Good eyesight is your child's main tool in the struggle for success in school. Every child should receive check-ups on a regular basis to check for conditions such as nearsightedness, farsightedness, and astigmatism that could adversely affect your child in the classroom and in their extra-curricular activities. “Eyesight is one of the most important factors in determining your child's success or failure in the classroom. Without proper eyecare your child can easily fall behind, even if they are giving it an A+ effort,” cautions Dr. Ty J. Miller, O.D. in Akron, Ohio. “Having eye exams for your child both early and often is important in allowing your eye doctor to check for basic skills related to good eyesight for life and learning. These include eye movement skills, ability to focus eyes together both close and far, peripheral awareness and hand-eye coordination.”
According to Dr. Miller, “Beyond classroom considerations, many very serious eye conditions may show symptoms even while your child is an infant. These conditions become much harder to correct, and threaten to affect your child's vision into adulthood, if they go a long time without treatment. Strabismus and amblyopia are two very common conditions that can easily be detected early if your child is given eye exams early and regularly.”
Strabismus is a common eye condition in which the eyes do not align properly. One eye may look straight while the other may look to the inside, outside, up or down. Strabismus happens when muscles that control eye movements are misaligned or underdeveloped. Other conditions affecting development, such as cerebral palsy, downs syndrome, prematurity or brain tumors often can cause a child to develop strabismus. In a child with strabismus, the misalignment of the eyes sends two entirely different images to the brain, causing the brain to have great difficulty or to be completely unable to combine the normally similar images from both eyes into one single interpreted image, a process called binocular fusion. If strabismus goes untreated for long enough, the child's brain eventually learns to deal with the differing images sent by the misaligned eyes by eliminating images that come from one of the eyes. This can cause a child to develop a further condition called amblyopia.

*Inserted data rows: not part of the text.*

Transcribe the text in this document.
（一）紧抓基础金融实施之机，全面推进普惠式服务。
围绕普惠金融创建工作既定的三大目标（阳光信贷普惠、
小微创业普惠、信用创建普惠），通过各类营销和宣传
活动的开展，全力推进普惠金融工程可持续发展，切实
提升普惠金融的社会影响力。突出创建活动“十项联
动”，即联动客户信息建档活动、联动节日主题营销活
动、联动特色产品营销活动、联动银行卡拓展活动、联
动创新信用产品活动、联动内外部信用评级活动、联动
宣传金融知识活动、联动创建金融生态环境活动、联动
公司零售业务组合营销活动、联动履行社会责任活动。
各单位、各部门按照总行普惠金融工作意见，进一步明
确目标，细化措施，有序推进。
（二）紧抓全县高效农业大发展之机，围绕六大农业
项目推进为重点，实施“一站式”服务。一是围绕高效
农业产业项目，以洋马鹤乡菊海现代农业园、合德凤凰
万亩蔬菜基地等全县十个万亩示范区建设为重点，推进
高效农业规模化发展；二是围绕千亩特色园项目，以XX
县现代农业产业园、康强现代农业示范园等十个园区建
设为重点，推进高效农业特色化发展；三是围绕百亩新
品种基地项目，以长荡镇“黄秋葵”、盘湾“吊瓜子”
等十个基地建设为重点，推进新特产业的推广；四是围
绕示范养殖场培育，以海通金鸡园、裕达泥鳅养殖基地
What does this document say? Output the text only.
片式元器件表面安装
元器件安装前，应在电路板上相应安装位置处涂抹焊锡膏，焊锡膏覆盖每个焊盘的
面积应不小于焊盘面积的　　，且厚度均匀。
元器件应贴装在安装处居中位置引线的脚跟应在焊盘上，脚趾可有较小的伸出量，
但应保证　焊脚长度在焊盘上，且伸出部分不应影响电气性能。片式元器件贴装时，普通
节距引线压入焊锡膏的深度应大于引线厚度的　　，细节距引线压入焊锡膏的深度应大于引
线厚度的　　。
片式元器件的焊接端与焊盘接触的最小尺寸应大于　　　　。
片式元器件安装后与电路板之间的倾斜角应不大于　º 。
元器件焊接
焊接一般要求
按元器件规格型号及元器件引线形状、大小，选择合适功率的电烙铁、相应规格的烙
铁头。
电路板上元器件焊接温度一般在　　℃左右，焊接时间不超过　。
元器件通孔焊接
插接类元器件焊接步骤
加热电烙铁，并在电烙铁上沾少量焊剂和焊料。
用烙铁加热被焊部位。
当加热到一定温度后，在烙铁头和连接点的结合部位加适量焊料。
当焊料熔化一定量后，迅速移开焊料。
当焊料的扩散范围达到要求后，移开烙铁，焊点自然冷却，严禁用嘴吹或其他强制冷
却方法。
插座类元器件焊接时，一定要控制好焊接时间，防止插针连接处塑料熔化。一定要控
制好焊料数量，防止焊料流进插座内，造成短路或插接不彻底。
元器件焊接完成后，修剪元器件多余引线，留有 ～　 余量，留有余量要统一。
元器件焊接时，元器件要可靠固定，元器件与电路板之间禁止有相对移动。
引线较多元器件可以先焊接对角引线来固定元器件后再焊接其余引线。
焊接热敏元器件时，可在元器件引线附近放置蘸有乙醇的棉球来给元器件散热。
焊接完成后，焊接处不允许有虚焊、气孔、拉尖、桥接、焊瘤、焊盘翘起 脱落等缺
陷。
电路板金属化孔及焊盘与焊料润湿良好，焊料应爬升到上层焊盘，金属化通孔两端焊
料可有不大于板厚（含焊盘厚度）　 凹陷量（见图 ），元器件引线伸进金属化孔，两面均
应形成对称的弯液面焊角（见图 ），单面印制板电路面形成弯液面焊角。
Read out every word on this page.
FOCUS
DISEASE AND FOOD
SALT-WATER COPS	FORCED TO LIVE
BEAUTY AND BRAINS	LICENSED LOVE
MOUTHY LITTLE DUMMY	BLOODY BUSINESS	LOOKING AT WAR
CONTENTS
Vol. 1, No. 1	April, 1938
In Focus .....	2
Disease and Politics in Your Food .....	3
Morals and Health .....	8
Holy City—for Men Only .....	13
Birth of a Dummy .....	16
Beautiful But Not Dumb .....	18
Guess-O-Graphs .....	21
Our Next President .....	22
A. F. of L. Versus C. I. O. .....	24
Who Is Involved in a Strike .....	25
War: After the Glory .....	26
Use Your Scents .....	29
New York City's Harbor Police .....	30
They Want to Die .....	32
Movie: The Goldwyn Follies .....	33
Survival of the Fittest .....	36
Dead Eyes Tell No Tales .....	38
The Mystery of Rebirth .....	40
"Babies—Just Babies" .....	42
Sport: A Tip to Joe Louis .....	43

Amblyopia is sometimes known as lazy eye. This is a common condition in which sight in one eye is extremely poor because that eye did not develop normal sight during a person's developmental stages. Left undiagnosed and untreated for too long, amblyopia can cause several problems to develop that can seriously effect vision from childhood into adulthood. The weaker eye may develop a serious and permanent visual defect and depth perception may be permanently lost.
Whether it is to be sure that your child can see the chalkboard in school, catch the football while running for a touchdown, or is protected from harmful eye conditions now and into adulthood, early, regular and thorough eye exams are absolutely essential for your child's healthy development.